Evidence that maternal body composition has important effects on the offspring came from studies showing that extremes of maternal body composition in pregnancy are associated with adverse long-term outcomes in the offspring. Follow-up of a group of Jamaican children showed that those whose mothers had thin skinfold thicknesses in pregnancy and a low pregnancy weight gain had relatively higher blood pressure at the age of 11 y (84). A subsequent study of 11-y-old children in Birmingham, United Kingdom, found similar associations (85). Studies in India found that a low maternal weight in pregnancy is associated with an increased risk of coronary heart disease in the offspring in adult life (16).
At the other extreme of maternal body fatness, evidence of long-term effects of maternal obesity came from follow-up of a group of men in Finland born earlier this century (80). Markedly raised coronary heart disease death rates were found in men whose mothers had a high body mass index in pregnancy. This effect was independent of an association between thinness at birth and increased rates of adult coronary heart disease. Modeling the data to derive contour lines of similar coronary heart disease death rates indicated that increasing maternal body mass index had little effect on the offspring's death rates in tall women, but strong effects in short women (3, 80). One interpretation of these findings is that greater maternal body fatness may increase fetal growth and hence the fetal demand for nutrients; short women may not be able to meet this increased demand as a result of a constrained nutrient supply capacity determined during their own intrauterine development (80).
IMPLICATIONS AND FUTURE WORK
The finding that normal variations in fetal size and thinness at birth have implications for health throughout life has prompted a reevaluation of the regulation of fetal development. Impetus has been added to this reevaluation by recent findings showing that a woman's diet and body composition in pregnancy are related to cardiovascular disease risk factors and the prevalence of coronary heart disease in her offspring in adult life. These observations challenge the view that the fetus is little affected by changes in maternal nutrition except in circumstances of famine.
If, as we believe, a woman's own fetal growth and diet and body composition before and during pregnancy play a major role in programming the future health of her children, mothers will want to know what they can do to optimize the intrauterine environment they provide for their babies. The complexities of fetal growth and development are, however, such that currently available data form no basis for changing dietary recommendations for pregnant women. The long time-scale over which the effects of an adverse intrauterine environment act dictate that we now need to progress beyond epidemiologic associations to greater understanding of the cellular and molecular processes that underlie them.
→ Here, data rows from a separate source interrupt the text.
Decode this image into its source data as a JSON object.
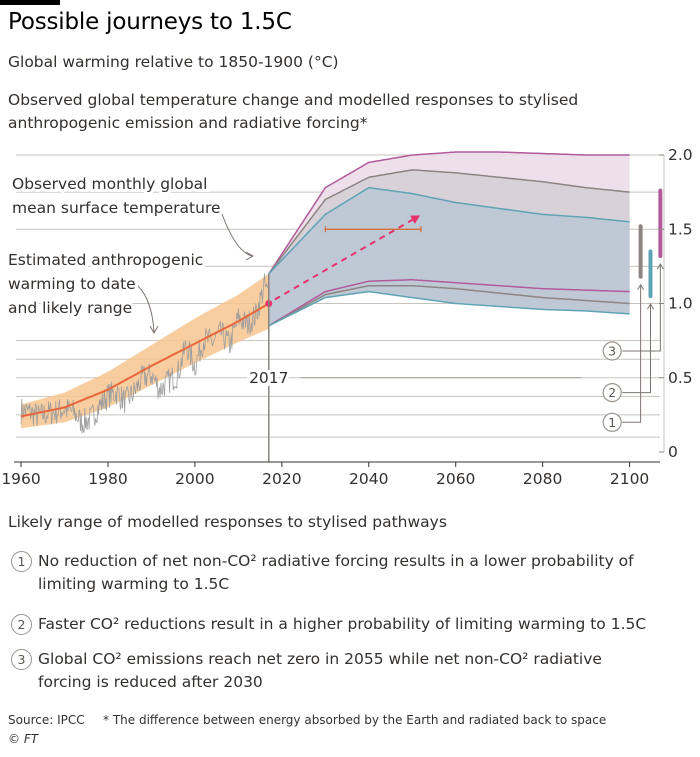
{
  "header": {
    "title": "Possible journeys to 1.5C",
    "subtitle": "Global warming relative to 1850-1900 (°C)",
    "description": "Observed global temperature change and modelled responses to stylised anthropogenic emission and radiative forcing*"
  },
  "colors": {
    "observed": "#9e9e9e",
    "anthropogenic_line": "#e8663c",
    "anthropogenic_range": "#f7c58f",
    "pathway_1_band": "#b9c8d8",
    "pathway_1_line": "#5fa3b7",
    "pathway_2_band": "#e9dde6",
    "pathway_2_line": "#8c8583",
    "pathway_3_line": "#b25a9c",
    "dashed_arrow": "#e6336e",
    "uncertainty_bar": "#d4672c"
  },
  "chart_data": {
    "type": "area",
    "x_axis": {
      "ticks": [
        1960,
        1980,
        2000,
        2020,
        2040,
        2060,
        2080,
        2100
      ],
      "range": [
        1957,
        2107
      ]
    },
    "y_axis": {
      "ticks": [
        0,
        0.5,
        1.0,
        1.5,
        2.0
      ],
      "tick_labels": [
        "0",
        "0.5",
        "1.0",
        "1.5",
        "2.0"
      ],
      "range": [
        0,
        2.0
      ]
    },
    "marked_year": 2017,
    "marked_year_label": "2017",
    "observed_monthly": {
      "label": "Observed monthly global mean surface temperature",
      "x": [
        1960,
        1962,
        1964,
        1966,
        1968,
        1970,
        1972,
        1974,
        1976,
        1978,
        1980,
        1982,
        1984,
        1986,
        1988,
        1990,
        1992,
        1994,
        1996,
        1998,
        2000,
        2002,
        2004,
        2006,
        2008,
        2010,
        2012,
        2014,
        2016,
        2017
      ],
      "y": [
        0.28,
        0.27,
        0.24,
        0.26,
        0.27,
        0.29,
        0.27,
        0.2,
        0.22,
        0.31,
        0.38,
        0.4,
        0.34,
        0.4,
        0.5,
        0.52,
        0.42,
        0.48,
        0.52,
        0.72,
        0.58,
        0.76,
        0.74,
        0.8,
        0.72,
        0.9,
        0.86,
        0.92,
        1.12,
        1.05
      ],
      "noise": 0.09
    },
    "anthropogenic_warming": {
      "label": "Estimated anthropogenic warming to date and likely range",
      "x": [
        1960,
        1970,
        1980,
        1990,
        2000,
        2010,
        2017
      ],
      "y": [
        0.24,
        0.3,
        0.42,
        0.58,
        0.73,
        0.88,
        1.0
      ],
      "low": [
        0.16,
        0.2,
        0.3,
        0.45,
        0.6,
        0.74,
        0.83
      ],
      "high": [
        0.32,
        0.4,
        0.54,
        0.72,
        0.9,
        1.06,
        1.2
      ]
    },
    "projection_arrow": {
      "from": [
        2017,
        1.0
      ],
      "to": [
        2051,
        1.58
      ]
    },
    "crossing_range_bar": {
      "x": [
        2030,
        2052
      ],
      "y": 1.5
    },
    "series": [
      {
        "name": "1",
        "x": [
          2017,
          2030,
          2040,
          2050,
          2060,
          2070,
          2080,
          2090,
          2100
        ],
        "upper": [
          1.2,
          1.6,
          1.78,
          1.74,
          1.68,
          1.64,
          1.6,
          1.58,
          1.55
        ],
        "lower": [
          0.85,
          1.04,
          1.08,
          1.04,
          1.0,
          0.98,
          0.96,
          0.95,
          0.93
        ]
      },
      {
        "name": "2",
        "x": [
          2017,
          2030,
          2040,
          2050,
          2060,
          2070,
          2080,
          2090,
          2100
        ],
        "upper": [
          1.2,
          1.7,
          1.85,
          1.9,
          1.88,
          1.85,
          1.82,
          1.78,
          1.75
        ],
        "lower": [
          0.85,
          1.06,
          1.12,
          1.12,
          1.1,
          1.07,
          1.04,
          1.02,
          1.0
        ]
      },
      {
        "name": "3",
        "x": [
          2017,
          2030,
          2040,
          2050,
          2060,
          2070,
          2080,
          2090,
          2100
        ],
        "upper": [
          1.2,
          1.78,
          1.95,
          2.0,
          2.02,
          2.02,
          2.01,
          2.0,
          2.0
        ],
        "lower": [
          0.85,
          1.08,
          1.15,
          1.16,
          1.14,
          1.12,
          1.1,
          1.09,
          1.08
        ]
      }
    ],
    "end_bars": [
      {
        "name": "1",
        "low": 1.18,
        "high": 1.52
      },
      {
        "name": "2",
        "low": 1.05,
        "high": 1.35
      },
      {
        "name": "3",
        "low": 1.32,
        "high": 1.76
      }
    ],
    "annotations": {
      "observed": [
        "Observed monthly global",
        "mean surface temperature"
      ],
      "anthropogenic": [
        "Estimated anthropogenic",
        "warming to date",
        "and likely range"
      ]
    },
    "markers": [
      {
        "label": "1",
        "y": 0.2
      },
      {
        "label": "2",
        "y": 0.4
      },
      {
        "label": "3",
        "y": 0.68
      }
    ]
  },
  "legend": {
    "heading": "Likely range of modelled responses to stylised pathways",
    "items": [
      {
        "num": "1",
        "text": "No reduction of net non-CO² radiative forcing results in a lower probability of limiting warming to 1.5C"
      },
      {
        "num": "2",
        "text": "Faster CO² reductions result in a higher probability of limiting warming to 1.5C"
      },
      {
        "num": "3",
        "text": "Global CO² emissions reach net zero in 2055 while net non-CO² radiative forcing is reduced after 2030"
      }
    ]
  },
  "footer": {
    "source": "Source: IPCC",
    "note": "* The difference between energy absorbed by the Earth and radiated back to space",
    "copyright": "© FT"
  }
}
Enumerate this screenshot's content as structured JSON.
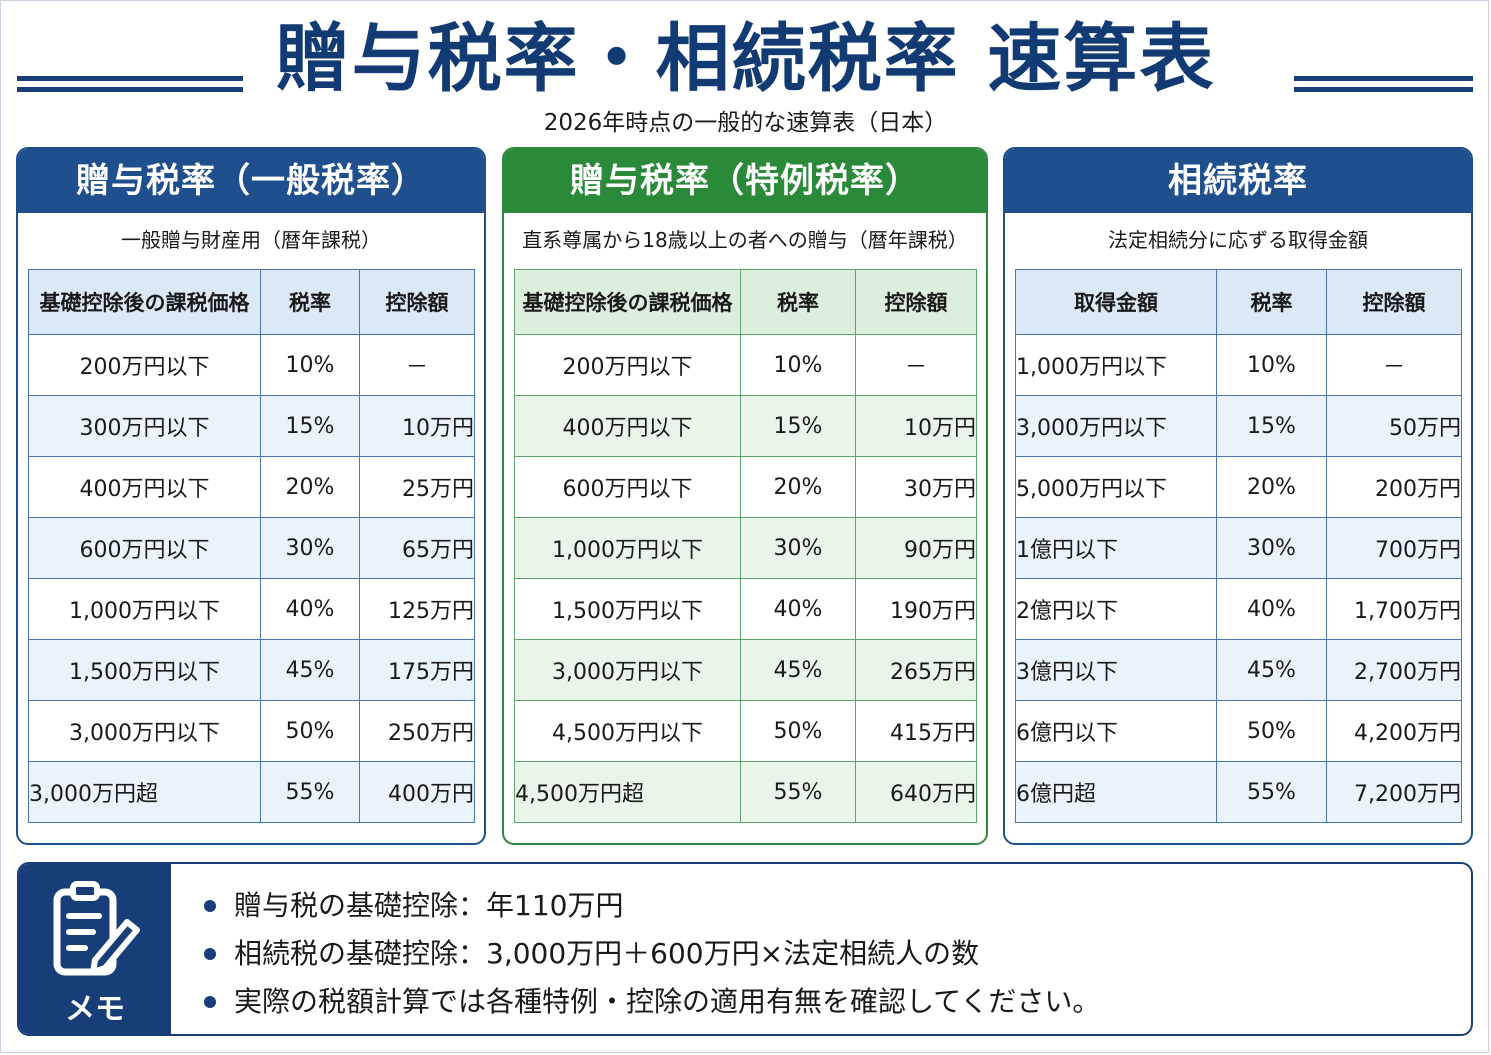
{
  "title": "贈与税率・相続税率 速算表",
  "subtitle": "2026年時点の一般的な速算表（日本）",
  "headers": [
    "基礎控除後の課税価格",
    "税率",
    "控除額"
  ],
  "panels": [
    {
      "title": "贈与税率（一般税率）",
      "subtitle": "一般贈与財産用（暦年課税）",
      "columns": [
        "基礎控除後の課税価格",
        "税率",
        "控除額"
      ],
      "rows": [
        [
          "200万円以下",
          "10%",
          "－"
        ],
        [
          "300万円以下",
          "15%",
          "10万円"
        ],
        [
          "400万円以下",
          "20%",
          "25万円"
        ],
        [
          "600万円以下",
          "30%",
          "65万円"
        ],
        [
          "1,000万円以下",
          "40%",
          "125万円"
        ],
        [
          "1,500万円以下",
          "45%",
          "175万円"
        ],
        [
          "3,000万円以下",
          "50%",
          "250万円"
        ],
        [
          "3,000万円超",
          "55%",
          "400万円"
        ]
      ]
    },
    {
      "title": "贈与税率（特例税率）",
      "subtitle": "直系尊属から18歳以上の者への贈与（暦年課税）",
      "columns": [
        "基礎控除後の課税価格",
        "税率",
        "控除額"
      ],
      "rows": [
        [
          "200万円以下",
          "10%",
          "－"
        ],
        [
          "400万円以下",
          "15%",
          "10万円"
        ],
        [
          "600万円以下",
          "20%",
          "30万円"
        ],
        [
          "1,000万円以下",
          "30%",
          "90万円"
        ],
        [
          "1,500万円以下",
          "40%",
          "190万円"
        ],
        [
          "3,000万円以下",
          "45%",
          "265万円"
        ],
        [
          "4,500万円以下",
          "50%",
          "415万円"
        ],
        [
          "4,500万円超",
          "55%",
          "640万円"
        ]
      ]
    },
    {
      "title": "相続税率",
      "subtitle": "法定相続分に応ずる取得金額",
      "columns": [
        "取得金額",
        "税率",
        "控除額"
      ],
      "rows": [
        [
          "1,000万円以下",
          "10%",
          "－"
        ],
        [
          "3,000万円以下",
          "15%",
          "50万円"
        ],
        [
          "5,000万円以下",
          "20%",
          "200万円"
        ],
        [
          "1億円以下",
          "30%",
          "700万円"
        ],
        [
          "2億円以下",
          "40%",
          "1,700万円"
        ],
        [
          "3億円以下",
          "45%",
          "2,700万円"
        ],
        [
          "6億円以下",
          "50%",
          "4,200万円"
        ],
        [
          "6億円超",
          "55%",
          "7,200万円"
        ]
      ]
    }
  ],
  "memo": {
    "label": "メモ",
    "icon": "clipboard-pencil-icon",
    "items": [
      "贈与税の基礎控除：年110万円",
      "相続税の基礎控除：3,000万円＋600万円×法定相続人の数",
      "実際の税額計算では各種特例・控除の適用有無を確認してください。"
    ]
  },
  "colors": {
    "navy": "#173e78",
    "blue": "#1f4f8c",
    "green": "#2a8a3a",
    "blue_header_cell": "#dbe8f6",
    "green_header_cell": "#dcefdc"
  }
}
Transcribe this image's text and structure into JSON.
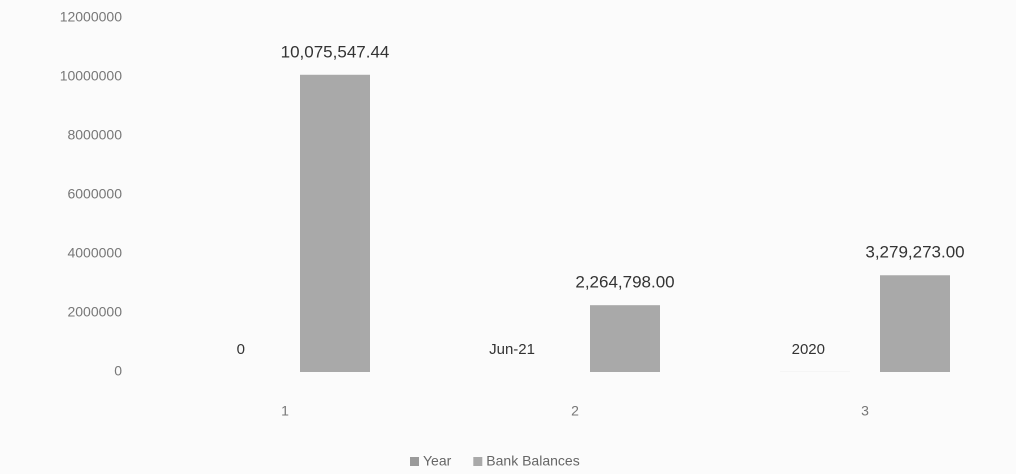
{
  "chart_data": {
    "type": "bar",
    "categories": [
      "1",
      "2",
      "3"
    ],
    "series": [
      {
        "name": "Year",
        "color": "#9a9a9a",
        "values": [
          0,
          null,
          2020
        ],
        "value_labels": [
          "0",
          "Jun-21",
          "2020"
        ]
      },
      {
        "name": "Bank Balances",
        "color": "#a9a9a9",
        "values": [
          10075547.44,
          2264798,
          3279273
        ],
        "value_labels": [
          "10,075,547.44",
          "2,264,798.00",
          "3,279,273.00"
        ]
      }
    ],
    "ylim": [
      0,
      12000000
    ],
    "yticks": [
      0,
      2000000,
      4000000,
      6000000,
      8000000,
      10000000,
      12000000
    ],
    "grid": false,
    "legend": "bottom"
  }
}
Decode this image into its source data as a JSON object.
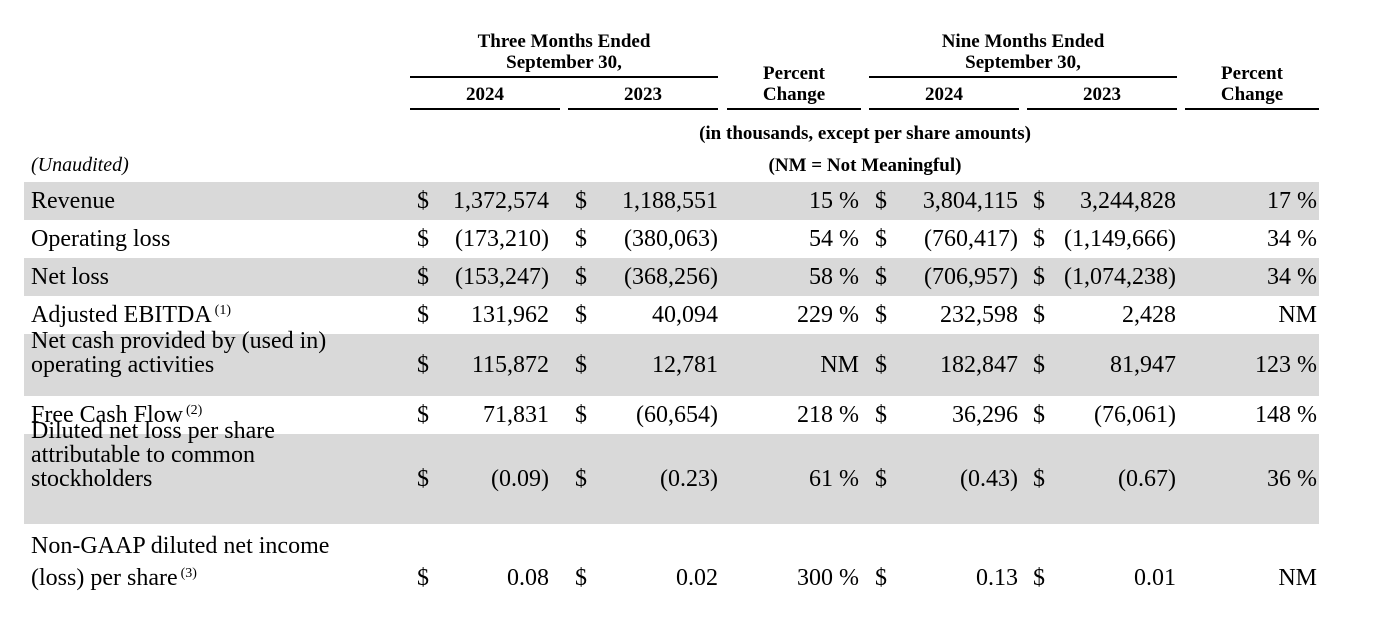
{
  "header": {
    "three_months": "Three Months Ended",
    "three_months_date": "September 30,",
    "nine_months": "Nine Months Ended",
    "nine_months_date": "September 30,",
    "year_2024": "2024",
    "year_2023": "2023",
    "percent": "Percent",
    "change": "Change"
  },
  "notes": {
    "units": "(in thousands, except per share amounts)",
    "nm": "(NM = Not Meaningful)",
    "unaudited": "(Unaudited)"
  },
  "rows": [
    {
      "label": [
        "Revenue"
      ],
      "sup": "",
      "c1_d": "$",
      "c1": "1,372,574",
      "c2_d": "$",
      "c2": "1,188,551",
      "p1": "15 %",
      "c3_d": "$",
      "c3": "3,804,115",
      "c4_d": "$",
      "c4": "3,244,828",
      "p2": "17 %"
    },
    {
      "label": [
        "Operating loss"
      ],
      "sup": "",
      "c1_d": "$",
      "c1": "(173,210)",
      "c2_d": "$",
      "c2": "(380,063)",
      "p1": "54 %",
      "c3_d": "$",
      "c3": "(760,417)",
      "c4_d": "$",
      "c4": "(1,149,666)",
      "p2": "34 %"
    },
    {
      "label": [
        "Net loss"
      ],
      "sup": "",
      "c1_d": "$",
      "c1": "(153,247)",
      "c2_d": "$",
      "c2": "(368,256)",
      "p1": "58 %",
      "c3_d": "$",
      "c3": "(706,957)",
      "c4_d": "$",
      "c4": "(1,074,238)",
      "p2": "34 %"
    },
    {
      "label": [
        "Adjusted EBITDA"
      ],
      "sup": "(1)",
      "c1_d": "$",
      "c1": "131,962",
      "c2_d": "$",
      "c2": "40,094",
      "p1": "229 %",
      "c3_d": "$",
      "c3": "232,598",
      "c4_d": "$",
      "c4": "2,428",
      "p2": "NM"
    },
    {
      "label": [
        "Net cash provided by (used in)",
        "operating activities"
      ],
      "sup": "",
      "c1_d": "$",
      "c1": "115,872",
      "c2_d": "$",
      "c2": "12,781",
      "p1": "NM",
      "c3_d": "$",
      "c3": "182,847",
      "c4_d": "$",
      "c4": "81,947",
      "p2": "123 %"
    },
    {
      "label": [
        "Free Cash Flow"
      ],
      "sup": "(2)",
      "c1_d": "$",
      "c1": "71,831",
      "c2_d": "$",
      "c2": "(60,654)",
      "p1": "218 %",
      "c3_d": "$",
      "c3": "36,296",
      "c4_d": "$",
      "c4": "(76,061)",
      "p2": "148 %"
    },
    {
      "label": [
        "Diluted net loss per share",
        "attributable to common",
        "stockholders"
      ],
      "sup": "",
      "c1_d": "$",
      "c1": "(0.09)",
      "c2_d": "$",
      "c2": "(0.23)",
      "p1": "61 %",
      "c3_d": "$",
      "c3": "(0.43)",
      "c4_d": "$",
      "c4": "(0.67)",
      "p2": "36 %"
    },
    {
      "label": [
        "Non-GAAP diluted net income",
        "(loss) per share"
      ],
      "sup": "(3)",
      "c1_d": "$",
      "c1": "0.08",
      "c2_d": "$",
      "c2": "0.02",
      "p1": "300 %",
      "c3_d": "$",
      "c3": "0.13",
      "c4_d": "$",
      "c4": "0.01",
      "p2": "NM"
    }
  ]
}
Future work will need to identify the factors that set the trajectory of fetal growth and the influences that limit the maternoplacental delivery of nutrients and oxygen to the fetus. We also need to define how the fetus adapts to a limited nutrient supply, how these adaptations program the structure and physiology of the body, and by what molecular mechanisms nutrients and hormones alter gene expression. Further research requires a strategy of interdependent clinical, animal, and epidemiologic investigations. Such an approach may allow us to use the information outlined here to reduce the prevalence of major diseases.